Our qualitative findings support prior qualitative research on determinants of telemedicine and remote patient monitoring, expanding on perspectives in historically marginalized populations [3,24,25]. Experts should examine whether addressing barriers (eg, technology access), promoting facilitators (eg, social support), and fine-tuning hybrid in-person and telemedicine models improve quality metrics and long-term telemedicine uptake. Future studies should assess within-modality differences in quality metrics by patient race, ethnicity, and language, given the documented disparities in telemedicine modality uptake. Special consideration is warranted for low-income settings, where in-person care equalizers may be unavailable (eg, video translator services, at-home labs, or device loan programs).

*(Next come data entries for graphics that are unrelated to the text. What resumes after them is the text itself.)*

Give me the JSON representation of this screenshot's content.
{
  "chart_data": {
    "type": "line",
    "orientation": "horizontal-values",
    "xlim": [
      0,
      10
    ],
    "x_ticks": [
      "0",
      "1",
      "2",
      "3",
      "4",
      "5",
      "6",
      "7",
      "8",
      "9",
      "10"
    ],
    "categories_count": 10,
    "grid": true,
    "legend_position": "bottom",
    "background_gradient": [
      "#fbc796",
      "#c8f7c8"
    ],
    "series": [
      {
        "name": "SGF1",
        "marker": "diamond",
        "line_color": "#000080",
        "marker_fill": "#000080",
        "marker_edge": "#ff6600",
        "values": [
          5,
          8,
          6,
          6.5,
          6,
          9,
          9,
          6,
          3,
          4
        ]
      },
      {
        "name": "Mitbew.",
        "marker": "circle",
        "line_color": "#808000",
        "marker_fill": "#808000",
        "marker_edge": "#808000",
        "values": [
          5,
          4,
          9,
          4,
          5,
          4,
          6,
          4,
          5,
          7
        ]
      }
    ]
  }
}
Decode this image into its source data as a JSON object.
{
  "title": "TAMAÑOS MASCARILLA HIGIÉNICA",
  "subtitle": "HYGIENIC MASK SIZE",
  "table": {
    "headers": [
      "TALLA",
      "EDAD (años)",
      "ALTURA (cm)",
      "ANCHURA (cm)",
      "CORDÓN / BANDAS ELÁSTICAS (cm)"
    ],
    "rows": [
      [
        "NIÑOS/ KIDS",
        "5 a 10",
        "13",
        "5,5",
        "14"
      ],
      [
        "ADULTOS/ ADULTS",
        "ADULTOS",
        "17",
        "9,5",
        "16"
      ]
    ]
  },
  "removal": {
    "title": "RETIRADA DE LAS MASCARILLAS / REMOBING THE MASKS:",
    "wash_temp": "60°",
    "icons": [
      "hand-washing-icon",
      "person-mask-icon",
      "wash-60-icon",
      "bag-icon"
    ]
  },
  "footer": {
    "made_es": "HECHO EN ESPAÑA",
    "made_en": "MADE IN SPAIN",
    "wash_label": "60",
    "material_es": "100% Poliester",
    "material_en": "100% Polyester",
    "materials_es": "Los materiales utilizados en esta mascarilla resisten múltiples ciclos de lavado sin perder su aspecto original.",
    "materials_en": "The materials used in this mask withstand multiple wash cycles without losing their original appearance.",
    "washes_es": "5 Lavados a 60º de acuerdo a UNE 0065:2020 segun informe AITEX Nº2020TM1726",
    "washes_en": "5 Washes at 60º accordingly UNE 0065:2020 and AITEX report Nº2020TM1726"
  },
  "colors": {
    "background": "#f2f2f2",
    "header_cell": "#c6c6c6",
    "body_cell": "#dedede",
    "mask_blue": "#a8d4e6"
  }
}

Limitations include unmeasured differences between modalities, including visit quality (eg, nonverbal communication and patient-provider rapport) and duration. Our sample size likely impacted cancer screening results, as few patients were due for screening. We were unable to assess provider or patient modality preferences (eg, providers less comfortable with video-based telemedicine scheduling more phone visits, older patients preferring in-person care, and technologically savvy patients using video visits), though we adjusted for clustering by provider, patient demographics, and prior telemedicine use. Additionally, telemedicine champions were used to ensure adequate distribution of modalities, which introduces bias; gaps are likely wider, overall. Lastly, we only describe 2 snapshots in time, albeit our results suggest telemedicine de-adoption in our population. Modality preferences, technological barriers, and restructuring of clinic workflows following the pandemic may have contributed to the reversion to in-person care and should be assessed as potential drivers of de-adoption.

Proponents of widespread telemedicine implementation should consider telemedicine impact on quality outcomes, provider and patient preferences, and mitigating strategies in historically marginalized populations.